26 Agustus 2026, 12:04 WIB

Pergerakan pasar finansial Indonesia pada Rabu (26/08) pagi menunjukkan dinamika yang kontras. Indeks Harga Saham Gabungan (IHSG) terpantau melemah, di sisi lain nilai tukar Rupiah justru perkasa terhadap Dolar AS. Kondisi ini sejalan dengan gejolak di pasar komoditas global, di mana harga batu bara dan minyak mentah sama-sama mengalami tekanan tajam. Laporan ini disarikan oleh jabarpos.id.

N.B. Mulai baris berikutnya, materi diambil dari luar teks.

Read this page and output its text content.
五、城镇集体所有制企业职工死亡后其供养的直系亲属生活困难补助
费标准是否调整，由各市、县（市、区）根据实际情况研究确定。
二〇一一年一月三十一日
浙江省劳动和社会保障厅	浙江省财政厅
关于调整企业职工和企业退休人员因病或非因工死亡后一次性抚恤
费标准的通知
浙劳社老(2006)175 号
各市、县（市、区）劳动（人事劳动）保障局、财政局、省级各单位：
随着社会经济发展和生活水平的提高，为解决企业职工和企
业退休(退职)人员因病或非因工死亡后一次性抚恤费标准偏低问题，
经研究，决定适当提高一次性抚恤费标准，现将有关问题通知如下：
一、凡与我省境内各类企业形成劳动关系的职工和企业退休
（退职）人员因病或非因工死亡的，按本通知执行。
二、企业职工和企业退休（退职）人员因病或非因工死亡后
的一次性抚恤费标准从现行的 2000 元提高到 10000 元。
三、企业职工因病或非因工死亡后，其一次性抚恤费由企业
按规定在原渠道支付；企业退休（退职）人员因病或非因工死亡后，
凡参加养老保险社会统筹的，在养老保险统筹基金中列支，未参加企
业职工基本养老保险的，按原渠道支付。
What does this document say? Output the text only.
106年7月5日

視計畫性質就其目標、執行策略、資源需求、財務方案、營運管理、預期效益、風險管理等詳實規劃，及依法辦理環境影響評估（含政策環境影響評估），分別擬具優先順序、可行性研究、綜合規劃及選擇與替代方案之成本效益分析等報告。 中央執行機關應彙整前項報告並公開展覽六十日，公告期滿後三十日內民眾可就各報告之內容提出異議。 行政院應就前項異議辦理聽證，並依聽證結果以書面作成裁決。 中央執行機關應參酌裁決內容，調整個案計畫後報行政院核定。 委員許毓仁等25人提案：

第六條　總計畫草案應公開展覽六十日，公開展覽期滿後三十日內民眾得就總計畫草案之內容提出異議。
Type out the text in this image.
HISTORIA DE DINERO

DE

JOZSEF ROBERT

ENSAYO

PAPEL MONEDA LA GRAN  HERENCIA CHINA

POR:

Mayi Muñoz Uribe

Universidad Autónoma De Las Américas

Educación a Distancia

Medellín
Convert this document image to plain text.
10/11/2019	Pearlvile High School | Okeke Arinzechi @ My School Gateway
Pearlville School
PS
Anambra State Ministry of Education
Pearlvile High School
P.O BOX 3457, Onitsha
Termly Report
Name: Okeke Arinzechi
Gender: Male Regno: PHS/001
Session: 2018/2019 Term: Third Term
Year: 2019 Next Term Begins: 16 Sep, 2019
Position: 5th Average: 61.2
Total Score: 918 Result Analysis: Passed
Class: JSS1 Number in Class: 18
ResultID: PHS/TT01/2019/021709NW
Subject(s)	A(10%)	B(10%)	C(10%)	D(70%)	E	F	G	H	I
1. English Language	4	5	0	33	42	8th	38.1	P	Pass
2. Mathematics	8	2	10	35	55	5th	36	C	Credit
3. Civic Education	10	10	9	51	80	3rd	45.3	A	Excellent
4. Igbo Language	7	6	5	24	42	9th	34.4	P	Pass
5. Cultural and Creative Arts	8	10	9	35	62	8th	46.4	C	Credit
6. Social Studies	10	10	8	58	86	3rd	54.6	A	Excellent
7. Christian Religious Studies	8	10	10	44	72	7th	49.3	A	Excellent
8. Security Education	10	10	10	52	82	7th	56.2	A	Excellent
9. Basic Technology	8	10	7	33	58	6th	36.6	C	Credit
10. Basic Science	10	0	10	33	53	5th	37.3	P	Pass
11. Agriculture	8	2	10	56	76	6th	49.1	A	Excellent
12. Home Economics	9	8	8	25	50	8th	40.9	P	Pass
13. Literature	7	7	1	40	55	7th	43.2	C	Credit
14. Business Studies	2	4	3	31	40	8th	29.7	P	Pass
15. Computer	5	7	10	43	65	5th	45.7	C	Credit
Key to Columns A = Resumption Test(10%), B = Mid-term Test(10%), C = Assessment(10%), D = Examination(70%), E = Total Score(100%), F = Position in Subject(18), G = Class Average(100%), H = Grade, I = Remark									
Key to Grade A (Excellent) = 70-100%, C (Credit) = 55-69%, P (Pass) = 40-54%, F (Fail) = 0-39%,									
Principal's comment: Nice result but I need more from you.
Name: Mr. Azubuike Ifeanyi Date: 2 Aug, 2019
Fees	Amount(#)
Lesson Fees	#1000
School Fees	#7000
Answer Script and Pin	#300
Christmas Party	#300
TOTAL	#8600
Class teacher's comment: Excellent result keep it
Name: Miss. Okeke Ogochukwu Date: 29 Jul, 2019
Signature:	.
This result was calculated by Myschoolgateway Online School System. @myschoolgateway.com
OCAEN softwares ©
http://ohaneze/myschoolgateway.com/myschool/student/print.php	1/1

Mengutip data perdagangan pagi, tepatnya pukul 10:03 WIB, IHSG tercatat merosot 0,52%, membawa indeks ke level 6.468. Penurunan ini mengindikasikan sentimen negatif di kalangan investor saham. Namun, di tengah pelemahan pasar modal, mata uang Garuda menunjukkan kekuatannya. Rupiah terpantau menguat signifikan, diperdagangkan pada level Rp 17.690 per Dolar AS, memberikan sedikit angin segar di tengah tekanan ekonomi.

Pasar Bergolak Rupiah Perkasa Komoditas Terjun Bebas
Gambar Istimewa : awsimages.detik.net.id

Di sektor komoditas, harga batu bara global terpantau melemah. Penurunan ini tidak lepas dari sentimen negatif yang datang dari Amerika Serikat, di mana masyarakat gencar melakukan demonstrasi menentang kebijakan batu bara Presiden Donald Trump. Aksi protes ini menimbulkan kekhawatiran pasar terkait masa depan industri batu bara di AS, yang pada gilirannya menekan harga komoditas energi tersebut di pasar internasional.

Sementara itu, harga minyak mentah global mengalami anjlok yang lebih dalam. Penurunan drastis ini dipicu oleh meredanya ketegangan geopolitik antara Amerika Serikat dan Iran. Risiko konflik yang berkepanjangan di kawasan Timur Tengah, yang sebelumnya sempat memicu kenaikan harga minyak, kini mulai mereda. Kondisi ini mengurangi premi risiko pada harga minyak, menyebabkan pasokan yang lebih stabil dan menekan harga ke bawah.

Analisis lebih mendalam mengenai pergerakan pasar ini sebelumnya telah diulas oleh Mercy Widjaja dalam program Profit di CNBC Indonesia, yang memberikan gambaran komprehensif tentang faktor-faktor pendorong di balik fluktuasi pasar global dan domestik.